The parties expressly agree that the forfeiture and repayment obligations contained
in this
Section 8 do not constitute the Company’s exclusive remedy for your violation of
Section 8.
The Company may seek any additional legal or equitable remedy, including injunctive relief, for any such violation.
9. Notices. Every notice or other communication relating to this Agreement shall be in writing and shall be mailed to or delivered (including electronically) to the party for whom it is intended at such address as may from time to time be designated by it in a notice mailed or delivered to the other party as herein provided. Unless and until some other address is so designated, all notices or communications by you to the Company shall be mailed or delivered to the Company, to the attention of its VP, Global Total Rewards, at its office at 0000 Xxxxxxxx Xxxx, Xxxxxxxxxxx, XX 00000, Xxxxxxxxxxxxxxxxxxxx@xxxxxxxxxx.xxx, and all notices or communications by the Company to you may be given to you personally or may be mailed or, if you are still a Service Provider, emailed to you at the address indicated in the Company's records as your most recent mailing or email address.

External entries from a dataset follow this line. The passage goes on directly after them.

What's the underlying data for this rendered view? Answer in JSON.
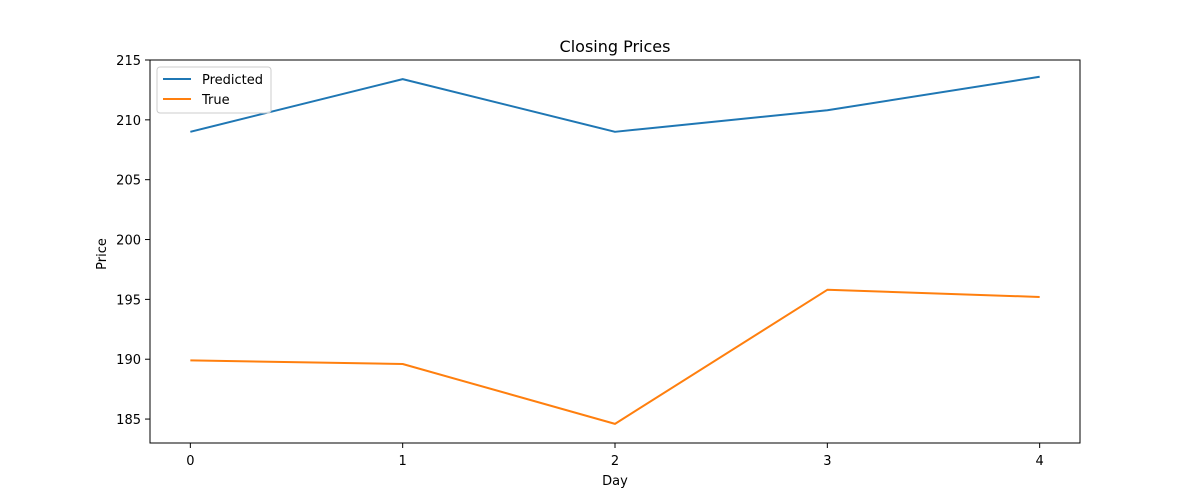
{
  "chart_data": {
    "type": "line",
    "title": "Closing Prices",
    "xlabel": "Day",
    "ylabel": "Price",
    "x": [
      0,
      1,
      2,
      3,
      4
    ],
    "xlim": [
      -0.19,
      4.19
    ],
    "ylim": [
      183.0,
      215.0
    ],
    "xticks": [
      0,
      1,
      2,
      3,
      4
    ],
    "yticks": [
      185,
      190,
      195,
      200,
      205,
      210,
      215
    ],
    "grid": false,
    "legend_position": "upper-left",
    "series": [
      {
        "name": "Predicted",
        "color": "#1f77b4",
        "values": [
          209.0,
          213.4,
          209.0,
          210.8,
          213.6
        ]
      },
      {
        "name": "True",
        "color": "#ff7f0e",
        "values": [
          189.9,
          189.6,
          184.6,
          195.8,
          195.2
        ]
      }
    ]
  }
}
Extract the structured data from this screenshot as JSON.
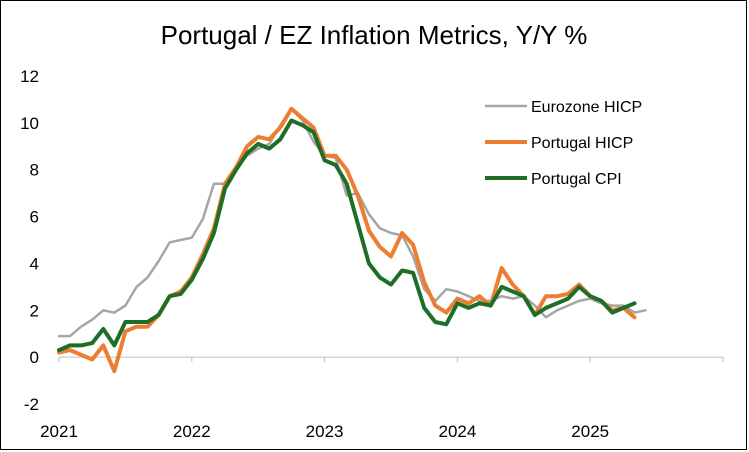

10. Additional Provisions.
(a) No Right to Continued Service. This Agreement does not give you a right to continued Service with the Company or any Affiliate, and the Company or any such Affiliate may terminate your Service at any time and otherwise deal with you without regard to the effect it may have upon you under this Agreement.
(b) Governing Plan Document. This Agreement and the Award are subject to all the provisions of the Plan, and to all interpretations, rules and regulations which may, from time to time, be adopted and promulgated by the Committee pursuant to the Plan. If there is any conflict between the provisions of this Agreement and the Plan, the provisions of the Plan will govern. The Committee’s interpretation of the Plan and this Agreement shall be final and binding.

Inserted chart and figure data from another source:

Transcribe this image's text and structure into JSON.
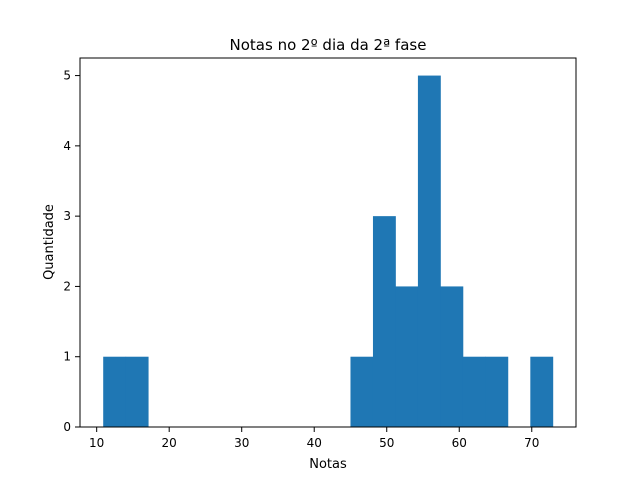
{
  "chart_data": {
    "type": "bar",
    "title": "Notas no 2º dia da 2ª fase",
    "xlabel": "Notas",
    "ylabel": "Quantidade",
    "bin_edges": [
      10.9,
      14.0,
      17.1,
      20.2,
      23.3,
      26.4,
      29.5,
      32.6,
      35.7,
      38.8,
      41.9,
      45.0,
      48.1,
      51.2,
      54.3,
      57.4,
      60.5,
      63.6,
      66.7,
      69.8,
      72.9
    ],
    "values": [
      1,
      1,
      0,
      0,
      0,
      0,
      0,
      0,
      0,
      0,
      0,
      1,
      3,
      2,
      5,
      2,
      1,
      1,
      0,
      1
    ],
    "xlim": [
      7.7,
      76.1
    ],
    "ylim": [
      0,
      5.25
    ],
    "xticks": [
      10,
      20,
      30,
      40,
      50,
      60,
      70
    ],
    "yticks": [
      0,
      1,
      2,
      3,
      4,
      5
    ],
    "bar_color": "#1f77b4",
    "grid": false,
    "legend": "none"
  }
}
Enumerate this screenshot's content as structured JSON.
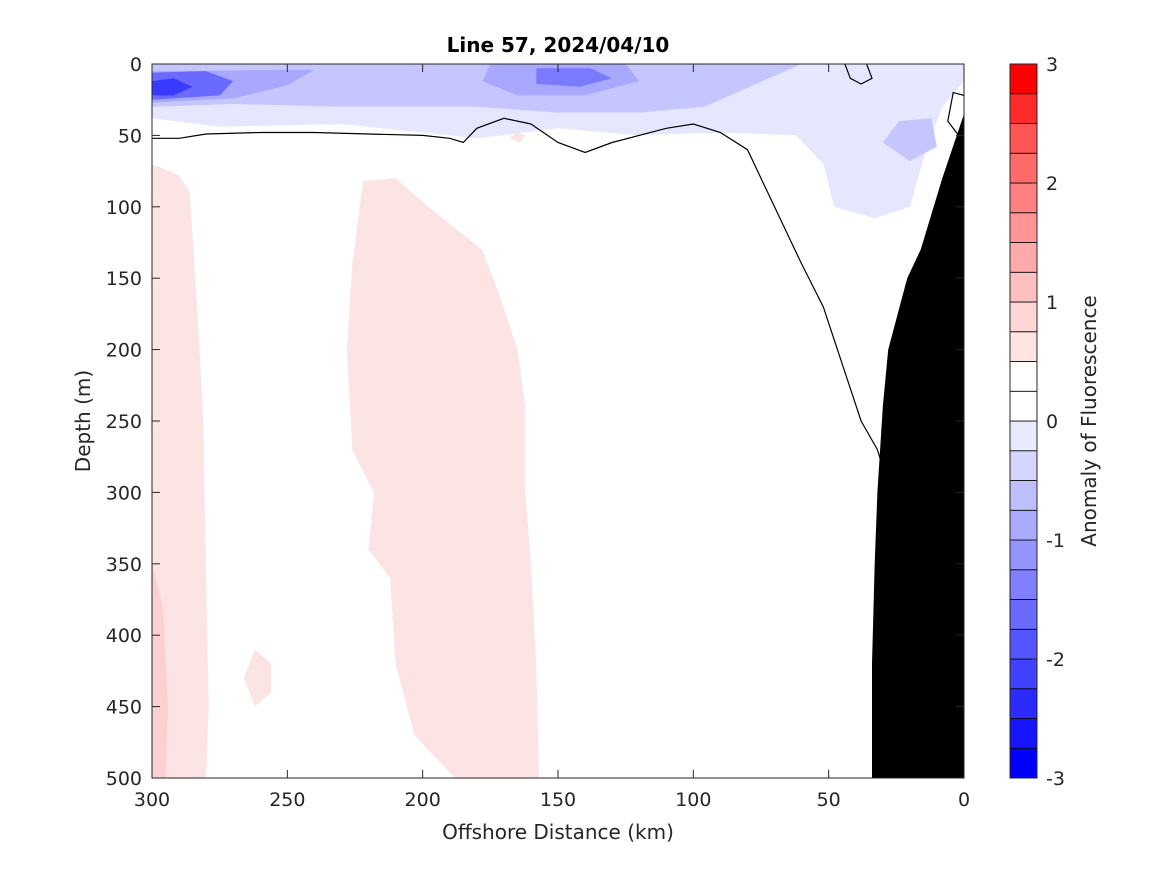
{
  "chart_data": {
    "type": "heatmap",
    "subtype": "filled-contour section",
    "title": "Line 57, 2024/04/10",
    "xlabel": "Offshore Distance (km)",
    "ylabel": "Depth (m)",
    "xlim": [
      300,
      0
    ],
    "ylim": [
      500,
      0
    ],
    "x_reversed": true,
    "y_reversed": true,
    "xticks": [
      300,
      250,
      200,
      150,
      100,
      50,
      0
    ],
    "yticks": [
      0,
      50,
      100,
      150,
      200,
      250,
      300,
      350,
      400,
      450,
      500
    ],
    "grid": false,
    "colorbar": {
      "label": "Anomaly of Fluorescence",
      "range": [
        -3,
        3
      ],
      "ticks": [
        -3,
        -2,
        -1,
        0,
        1,
        2,
        3
      ],
      "step": 0.25,
      "levels": [
        {
          "low": -3.0,
          "high": -2.75,
          "color": "#0000ff"
        },
        {
          "low": -2.75,
          "high": -2.5,
          "color": "#1515ff"
        },
        {
          "low": -2.5,
          "high": -2.25,
          "color": "#2b2bff"
        },
        {
          "low": -2.25,
          "high": -2.0,
          "color": "#4040ff"
        },
        {
          "low": -2.0,
          "high": -1.75,
          "color": "#5555ff"
        },
        {
          "low": -1.75,
          "high": -1.5,
          "color": "#6a6aff"
        },
        {
          "low": -1.5,
          "high": -1.25,
          "color": "#8080ff"
        },
        {
          "low": -1.25,
          "high": -1.0,
          "color": "#9595ff"
        },
        {
          "low": -1.0,
          "high": -0.75,
          "color": "#aaaaff"
        },
        {
          "low": -0.75,
          "high": -0.5,
          "color": "#bfbfff"
        },
        {
          "low": -0.5,
          "high": -0.25,
          "color": "#d5d5ff"
        },
        {
          "low": -0.25,
          "high": 0.0,
          "color": "#eaeaff"
        },
        {
          "low": 0.0,
          "high": 0.25,
          "color": "#ffffff"
        },
        {
          "low": 0.25,
          "high": 0.5,
          "color": "#ffffff"
        },
        {
          "low": 0.5,
          "high": 0.75,
          "color": "#ffe4e4"
        },
        {
          "low": 0.75,
          "high": 1.0,
          "color": "#ffd5d5"
        },
        {
          "low": 1.0,
          "high": 1.25,
          "color": "#ffbfbf"
        },
        {
          "low": 1.25,
          "high": 1.5,
          "color": "#ffaaaa"
        },
        {
          "low": 1.5,
          "high": 1.75,
          "color": "#ff9595"
        },
        {
          "low": 1.75,
          "high": 2.0,
          "color": "#ff8080"
        },
        {
          "low": 2.0,
          "high": 2.25,
          "color": "#ff6a6a"
        },
        {
          "low": 2.25,
          "high": 2.5,
          "color": "#ff5555"
        },
        {
          "low": 2.5,
          "high": 2.75,
          "color": "#ff2b2b"
        },
        {
          "low": 2.75,
          "high": 3.0,
          "color": "#ff0000"
        }
      ]
    },
    "regions": [
      {
        "name": "surface-negative-band",
        "anomaly": -0.3,
        "color": "#e6e6ff",
        "points": [
          [
            300,
            0
          ],
          [
            0,
            0
          ],
          [
            0,
            12
          ],
          [
            8,
            30
          ],
          [
            14,
            60
          ],
          [
            20,
            100
          ],
          [
            33,
            108
          ],
          [
            48,
            100
          ],
          [
            52,
            70
          ],
          [
            62,
            50
          ],
          [
            90,
            48
          ],
          [
            120,
            50
          ],
          [
            150,
            45
          ],
          [
            180,
            52
          ],
          [
            230,
            42
          ],
          [
            275,
            44
          ],
          [
            300,
            38
          ]
        ]
      },
      {
        "name": "surface-negative-mid",
        "anomaly": -0.7,
        "color": "#c6c6ff",
        "points": [
          [
            300,
            0
          ],
          [
            60,
            0
          ],
          [
            72,
            10
          ],
          [
            96,
            30
          ],
          [
            120,
            34
          ],
          [
            150,
            34
          ],
          [
            180,
            30
          ],
          [
            230,
            30
          ],
          [
            270,
            28
          ],
          [
            300,
            30
          ]
        ]
      },
      {
        "name": "inshore-negative-patch",
        "anomaly": -0.7,
        "color": "#c6c6ff",
        "points": [
          [
            12,
            38
          ],
          [
            24,
            40
          ],
          [
            30,
            55
          ],
          [
            20,
            68
          ],
          [
            10,
            58
          ]
        ]
      },
      {
        "name": "surface-negative-strong",
        "anomaly": -1.2,
        "color": "#a8a8ff",
        "points": [
          [
            300,
            5
          ],
          [
            240,
            4
          ],
          [
            250,
            15
          ],
          [
            270,
            24
          ],
          [
            300,
            27
          ]
        ]
      },
      {
        "name": "midsection-negative-strong",
        "anomaly": -1.2,
        "color": "#a8a8ff",
        "points": [
          [
            175,
            0
          ],
          [
            125,
            0
          ],
          [
            120,
            12
          ],
          [
            140,
            22
          ],
          [
            165,
            22
          ],
          [
            178,
            12
          ]
        ]
      },
      {
        "name": "offshore-core",
        "anomaly": -2.0,
        "color": "#6a6aff",
        "points": [
          [
            300,
            6
          ],
          [
            280,
            5
          ],
          [
            270,
            12
          ],
          [
            275,
            22
          ],
          [
            300,
            25
          ]
        ]
      },
      {
        "name": "offshore-core-inner",
        "anomaly": -2.5,
        "color": "#3a3aff",
        "points": [
          [
            300,
            12
          ],
          [
            292,
            10
          ],
          [
            285,
            16
          ],
          [
            292,
            22
          ],
          [
            300,
            22
          ]
        ]
      },
      {
        "name": "midsection-core",
        "anomaly": -1.7,
        "color": "#7a7aff",
        "points": [
          [
            158,
            3
          ],
          [
            138,
            3
          ],
          [
            130,
            10
          ],
          [
            142,
            16
          ],
          [
            158,
            14
          ]
        ]
      },
      {
        "name": "offshore-positive-column",
        "anomaly": 0.6,
        "color": "#fde4e4",
        "points": [
          [
            300,
            70
          ],
          [
            290,
            78
          ],
          [
            286,
            90
          ],
          [
            283,
            180
          ],
          [
            281,
            250
          ],
          [
            280,
            360
          ],
          [
            279,
            450
          ],
          [
            280,
            500
          ],
          [
            300,
            500
          ]
        ]
      },
      {
        "name": "offshore-positive-edge",
        "anomaly": 0.9,
        "color": "#fad0d0",
        "points": [
          [
            300,
            350
          ],
          [
            296,
            380
          ],
          [
            294,
            450
          ],
          [
            295,
            500
          ],
          [
            300,
            500
          ]
        ]
      },
      {
        "name": "central-positive-column",
        "anomaly": 0.6,
        "color": "#fde4e4",
        "points": [
          [
            222,
            82
          ],
          [
            210,
            80
          ],
          [
            198,
            100
          ],
          [
            178,
            130
          ],
          [
            172,
            160
          ],
          [
            165,
            200
          ],
          [
            162,
            240
          ],
          [
            162,
            300
          ],
          [
            160,
            350
          ],
          [
            158,
            420
          ],
          [
            157,
            500
          ],
          [
            188,
            500
          ],
          [
            203,
            470
          ],
          [
            210,
            420
          ],
          [
            212,
            360
          ],
          [
            220,
            340
          ],
          [
            218,
            300
          ],
          [
            226,
            270
          ],
          [
            228,
            200
          ],
          [
            226,
            140
          ]
        ]
      },
      {
        "name": "small-positive-patch",
        "anomaly": 0.6,
        "color": "#fde4e4",
        "points": [
          [
            262,
            410
          ],
          [
            256,
            420
          ],
          [
            256,
            440
          ],
          [
            262,
            450
          ],
          [
            266,
            430
          ]
        ]
      },
      {
        "name": "surface-positive-fleck",
        "anomaly": 0.6,
        "color": "#fde4e4",
        "points": [
          [
            165,
            48
          ],
          [
            162,
            50
          ],
          [
            164,
            55
          ],
          [
            168,
            52
          ]
        ]
      }
    ],
    "contours": [
      {
        "level": 0,
        "points": [
          [
            300,
            52
          ],
          [
            290,
            52
          ],
          [
            280,
            49
          ],
          [
            260,
            48
          ],
          [
            240,
            48
          ],
          [
            220,
            49
          ],
          [
            200,
            50
          ],
          [
            190,
            52
          ],
          [
            185,
            55
          ],
          [
            180,
            45
          ],
          [
            170,
            38
          ],
          [
            160,
            42
          ],
          [
            150,
            55
          ],
          [
            140,
            62
          ],
          [
            130,
            55
          ],
          [
            110,
            45
          ],
          [
            100,
            42
          ],
          [
            90,
            48
          ],
          [
            80,
            60
          ],
          [
            70,
            100
          ],
          [
            60,
            140
          ],
          [
            52,
            170
          ],
          [
            45,
            210
          ],
          [
            38,
            250
          ],
          [
            32,
            270
          ],
          [
            28,
            295
          ]
        ]
      },
      {
        "level": 0,
        "points": [
          [
            44,
            0
          ],
          [
            42,
            10
          ],
          [
            38,
            14
          ],
          [
            34,
            10
          ],
          [
            36,
            0
          ]
        ]
      },
      {
        "level": 0,
        "points": [
          [
            2,
            50
          ],
          [
            6,
            40
          ],
          [
            4,
            20
          ],
          [
            0,
            22
          ]
        ]
      }
    ],
    "bathymetry": {
      "color": "#000000",
      "points": [
        [
          0,
          35
        ],
        [
          8,
          80
        ],
        [
          16,
          130
        ],
        [
          21,
          150
        ],
        [
          28,
          200
        ],
        [
          30,
          240
        ],
        [
          32,
          300
        ],
        [
          33,
          350
        ],
        [
          34,
          420
        ],
        [
          34,
          500
        ],
        [
          0,
          500
        ]
      ]
    }
  }
}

(c) Governing Law. This Agreement, the parties’ performance hereunder, and the relationship between them shall be governed by, construed, and enforced in accordance with the laws of the State of Delaware, without giving effect to the choice of law principles thereof.
(d) Severability. The provisions of this Agreement shall be severable and if any provision of this Agreement is found by any court to be unenforceable, in whole or in part, the remainder of this Agreement shall nevertheless be enforceable and binding on the parties. You also agree that any trier of fact may modify any invalid, overbroad or unenforceable provision of this Agreement so that such provision, as modified, is valid and enforceable under applicable law.
(e) Binding Effect. This Agreement will be binding in all respects on your heirs, representatives, successors and assigns, and on the successors and assigns of the Company.
(f) Section 409A of the Code. The award of Units as provided in this Agreement and any issuance of Shares or payment pursuant to this Agreement are intended to be exempt from or in compliance with Section 409A of the Code and this Agreement and the Plan shall be administered and interpreted in accordance with this intent.
(g) Electronic Delivery and Acceptance. The Company may deliver any documents related to this Restricted Stock Unit Award by electronic means and request your acceptance of this Agreement by electronic means. You hereby consent to receive all applicable documentation by electronic delivery and to participate in the
Page 4
Plan through an on-line (and/or voice activated) system established and maintained by the Company or the Company’s third-party stock plan administrator.
By signing the cover page of this Agreement or otherwise accepting this Agreement in a manner approved by the Company, you agree to all the terms and conditions described above and in the Plan document.